Simply watching the likes of CNBC and Bloomberg, for example, can make us want to buy when markets soar and sell when they plunge.

Another problem is that channels such as these love their pundits.

People who claim to be able to forecast future price movements, and to spot which stocks, sectors and funds are likely to outperform.

But the evidence shows that the track record of these pundits is dreadful, and that all such tips and forecasts are best ignored.

Print journalism, though, can be just as harmful.

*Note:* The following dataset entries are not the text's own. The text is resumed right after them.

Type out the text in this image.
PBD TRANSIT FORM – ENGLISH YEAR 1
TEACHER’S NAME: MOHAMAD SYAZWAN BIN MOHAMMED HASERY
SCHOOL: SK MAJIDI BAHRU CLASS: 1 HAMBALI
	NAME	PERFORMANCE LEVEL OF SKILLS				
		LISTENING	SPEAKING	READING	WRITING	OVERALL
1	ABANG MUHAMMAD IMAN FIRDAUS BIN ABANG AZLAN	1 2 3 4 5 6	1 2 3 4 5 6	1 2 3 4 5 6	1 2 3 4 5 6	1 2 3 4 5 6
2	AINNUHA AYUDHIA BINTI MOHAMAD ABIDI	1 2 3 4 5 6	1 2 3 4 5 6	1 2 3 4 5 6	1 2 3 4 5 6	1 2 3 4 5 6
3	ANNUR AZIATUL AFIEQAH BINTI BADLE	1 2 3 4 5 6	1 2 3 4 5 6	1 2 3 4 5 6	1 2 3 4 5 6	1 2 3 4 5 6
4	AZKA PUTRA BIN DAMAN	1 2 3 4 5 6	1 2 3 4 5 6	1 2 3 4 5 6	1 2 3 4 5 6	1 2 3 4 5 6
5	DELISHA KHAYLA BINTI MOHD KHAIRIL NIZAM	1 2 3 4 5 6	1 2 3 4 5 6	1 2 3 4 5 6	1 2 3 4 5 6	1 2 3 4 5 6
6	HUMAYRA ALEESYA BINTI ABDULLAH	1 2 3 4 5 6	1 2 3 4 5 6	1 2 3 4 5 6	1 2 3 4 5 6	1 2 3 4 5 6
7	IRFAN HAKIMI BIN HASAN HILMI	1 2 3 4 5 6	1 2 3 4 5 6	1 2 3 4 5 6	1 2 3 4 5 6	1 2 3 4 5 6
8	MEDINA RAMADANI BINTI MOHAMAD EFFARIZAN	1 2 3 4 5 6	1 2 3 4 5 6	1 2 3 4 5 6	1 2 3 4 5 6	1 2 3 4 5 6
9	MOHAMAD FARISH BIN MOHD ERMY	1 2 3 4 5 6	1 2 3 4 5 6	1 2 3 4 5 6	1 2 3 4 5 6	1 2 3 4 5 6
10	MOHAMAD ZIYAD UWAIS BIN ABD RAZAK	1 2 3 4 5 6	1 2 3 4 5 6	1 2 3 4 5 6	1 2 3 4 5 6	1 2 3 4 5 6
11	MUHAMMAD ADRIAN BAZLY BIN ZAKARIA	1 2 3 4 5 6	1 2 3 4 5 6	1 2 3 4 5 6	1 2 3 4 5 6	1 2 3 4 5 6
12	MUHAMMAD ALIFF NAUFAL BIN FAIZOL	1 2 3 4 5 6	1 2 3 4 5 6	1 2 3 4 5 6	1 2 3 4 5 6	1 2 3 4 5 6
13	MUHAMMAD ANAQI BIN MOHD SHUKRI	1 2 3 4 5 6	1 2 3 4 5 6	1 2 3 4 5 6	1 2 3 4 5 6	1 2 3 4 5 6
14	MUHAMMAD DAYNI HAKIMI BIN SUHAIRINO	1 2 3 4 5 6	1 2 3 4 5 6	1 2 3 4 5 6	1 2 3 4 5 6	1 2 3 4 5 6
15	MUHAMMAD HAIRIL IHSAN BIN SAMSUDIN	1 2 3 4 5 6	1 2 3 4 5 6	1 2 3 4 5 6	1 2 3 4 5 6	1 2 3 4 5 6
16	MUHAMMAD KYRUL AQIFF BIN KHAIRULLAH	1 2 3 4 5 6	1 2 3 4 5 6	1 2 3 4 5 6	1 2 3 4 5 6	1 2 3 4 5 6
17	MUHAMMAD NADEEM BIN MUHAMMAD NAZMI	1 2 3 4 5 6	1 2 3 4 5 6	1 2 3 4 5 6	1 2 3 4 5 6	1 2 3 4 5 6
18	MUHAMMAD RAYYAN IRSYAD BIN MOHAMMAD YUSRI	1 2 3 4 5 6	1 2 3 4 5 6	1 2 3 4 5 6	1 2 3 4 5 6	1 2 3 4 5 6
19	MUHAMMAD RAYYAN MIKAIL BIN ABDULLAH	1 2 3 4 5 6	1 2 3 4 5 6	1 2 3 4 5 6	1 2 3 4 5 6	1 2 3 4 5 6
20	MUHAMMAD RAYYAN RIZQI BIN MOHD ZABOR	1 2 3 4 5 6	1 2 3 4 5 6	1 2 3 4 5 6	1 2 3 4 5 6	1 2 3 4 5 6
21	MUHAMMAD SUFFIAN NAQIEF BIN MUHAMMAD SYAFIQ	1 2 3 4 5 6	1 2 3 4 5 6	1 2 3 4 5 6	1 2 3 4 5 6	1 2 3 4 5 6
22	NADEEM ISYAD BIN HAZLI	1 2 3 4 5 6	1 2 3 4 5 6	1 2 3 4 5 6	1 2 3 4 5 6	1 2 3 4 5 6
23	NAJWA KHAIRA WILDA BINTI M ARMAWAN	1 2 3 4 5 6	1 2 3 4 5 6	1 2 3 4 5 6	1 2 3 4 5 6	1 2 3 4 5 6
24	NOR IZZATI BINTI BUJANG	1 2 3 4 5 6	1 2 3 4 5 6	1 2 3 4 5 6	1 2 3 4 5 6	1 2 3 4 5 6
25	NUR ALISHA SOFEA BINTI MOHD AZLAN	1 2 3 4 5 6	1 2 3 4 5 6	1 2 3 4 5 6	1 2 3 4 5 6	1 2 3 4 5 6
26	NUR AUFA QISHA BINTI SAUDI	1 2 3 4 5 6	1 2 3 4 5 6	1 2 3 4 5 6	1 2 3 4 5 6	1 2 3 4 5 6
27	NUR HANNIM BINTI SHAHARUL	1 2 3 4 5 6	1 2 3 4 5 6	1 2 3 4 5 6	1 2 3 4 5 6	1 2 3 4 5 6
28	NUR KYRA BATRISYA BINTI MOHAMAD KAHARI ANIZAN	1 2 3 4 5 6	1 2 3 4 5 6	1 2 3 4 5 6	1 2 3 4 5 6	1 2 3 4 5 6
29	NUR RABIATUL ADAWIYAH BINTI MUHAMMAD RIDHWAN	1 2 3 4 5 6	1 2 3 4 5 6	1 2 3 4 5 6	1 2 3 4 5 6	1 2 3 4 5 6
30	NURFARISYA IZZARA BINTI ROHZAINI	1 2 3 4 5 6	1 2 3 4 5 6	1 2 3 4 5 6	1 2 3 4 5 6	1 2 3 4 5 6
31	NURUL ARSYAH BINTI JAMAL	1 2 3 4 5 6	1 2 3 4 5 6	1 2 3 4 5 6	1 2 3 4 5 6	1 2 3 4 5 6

One of the reasons for this is that journalism generally (not just financial journalism) tends to focus on bad news rather than good news.

As Bill Gates once said:

“Headlines, in a way, are what mislead you, because bad news is a headline, and gradual improvement is not.”

The investment blogger Michael Batnick wrote an excellent article a few years ago about the stock market bull run which began in March 2009.

Over that period, markets around the world have typically risen by around 250% or even more.

And yet for eight years we’ve had an almost incessant barrage of bad news.

The debt crisis in Greece and the threat to the euro.

Fears that Deutsche Bank may be another Lehman Brothers.

Worries about a hard landing for China.

The uncertainties created by Brexit.

The election of President Trump.

Now COVID-19...

Each has been cited as a reason to sell (or at least not to buy) stocks, and yet looking at the data, those who acted on that news lost out on huge potential gains.

Batnick then lists several positive developments which have contributed to the bull run and yet, because they were gradual, generally didn’t make the headlines.

Advances in medicine.

High-speed Wi-Fi.

The growth of airline travel.

Greater fuel economy for cars.

Solar energy becoming a viable option...

And a combination of greater transparency and falling costs in the investing industry.

In conclusion he says this:

“The fact that bad news is disseminated ten times as fast as positive news is one of the biggest reasons why it’s so difficult to just capture market returns. It’s as simple as buying the total market index fund and leaving it alone (and yet) it certainly isn’t easy, because bad news smashes your face against an amplifier, while good news just plays quietly in the background.”

To an unsuspecting investor, the financial media may seem like a friend, but often it isn’t.

Read the financial pages but remember to think very carefully before acting on anything you read.

As for CNBC, it’s probably best ignoring that altogether.